Photo by Bulletin file photo
Madison Middle School
Photo by Martin Owen
Adams Middle School
Last year, only 59 percent of all Madison students were proficient (at grade level) in reading, according to the Nebraska State Assessment.
More alarmingly, only 36 percent of the sixth grade boys were proficient readers.
The scores at Madison were not much better in other subjects, either.
The school is in its third year of needing to improve to meet the basic state requirements, according to the annual "state report card" of schools.
The academic performance of Madison has come into sharp focus with the planned reconfiguration of grades and busing of students across to town for grades 6, 7 and 8.
In one way, the reconfiguration -- putting all sixth graders at Madison -- would ease requirements to reconfigure only Madison if it continues to fall below standards.
But Superintendent Marty Bassett said academics at Madison does not require a reconfiguration. He and a committee of supporters believe it would help all grades from 6-12.
According to state test results, slightly more than half (55%) of Madison students were proficient in math last spring when the state tests were given.
By comparison, proficiency at Adams Middle School was 77% in reading and 69% in math – from 18-14 percentage points higher than Madison.
Madison students did better in science and writing than they did in other subjects – 65% in science and 69% in writing, which was slightly below the state average in both subjects, and much closer to the scores at Adams of 71% and 76%.

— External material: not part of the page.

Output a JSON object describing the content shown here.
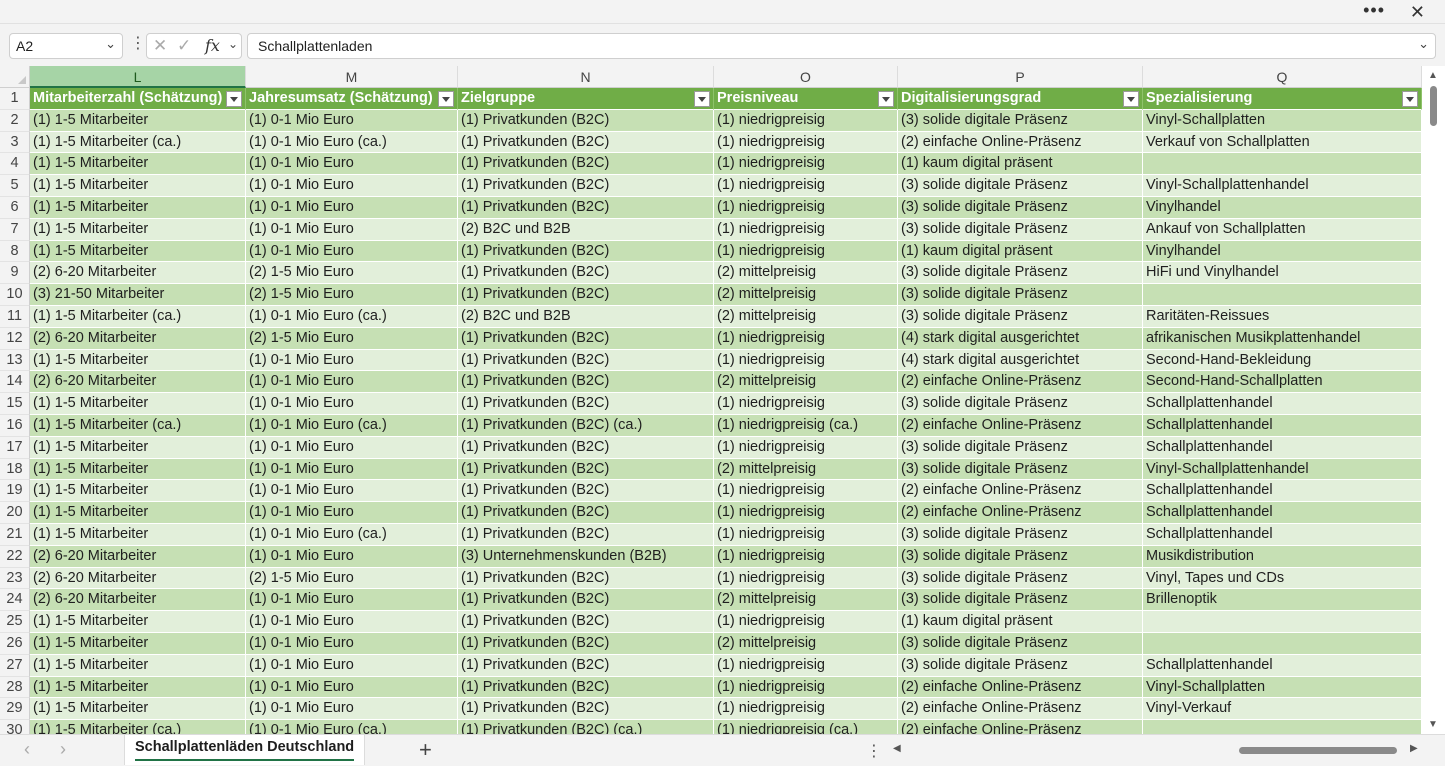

There were also a couple other reasons to be encouraged by the results at Madison. Overall, Madison students made big improvements compared to the year before, boosting math and science scores by nearly 20 percent. Still, Madison has a long way to go to meet state standards, or do as well as their counterparts at Adams.
The school is now in its third year of "needing to improve" academics due to "less than adequate" scores on state tests.
Bassett said the school is continuing to develop a "corrective action plan" as required by the state. More time is set aside each day for teachers and counselors to intervene with students who are struggling. Notices have been sent to parents, suggesting ways they can help, explaining their options to transfer students to other schools, and providing a list of supplemental education providers.
The school is receiving more federal money to increase and improve programs, and to pay the cost of transporting students who choose to go to another school, under the state and federal requirements.
To get off the list of schools that need improvement, Madison must show marked improvement for two straight years. If they cannot, a school restructuring plan will be required in the fifth year, including extensive staff changes.
However, state and federal aid will not be reduced, Bassett said.
“There simply is not a financial penalty,” Bassett told the Bulletin.
Bassett also said that two schools in Omaha and Lincoln have already hit the required “year five restructuring,” and simply changed their schedules somewhat and replaced their principals.
“We have a new principal at Madison this year,” Bassett said, referring to the resignation of Tom Coviello and the hiring of Dan McMurty, and indicating that change is already done.
Bassett also said the middle schools would not have to be reconfigured with all sixth graders in Madison to satisfy state requirements to improve academics.
“There are a number of different options,” he said, including the aforementioned restructuring of the staff and schedule at Madison.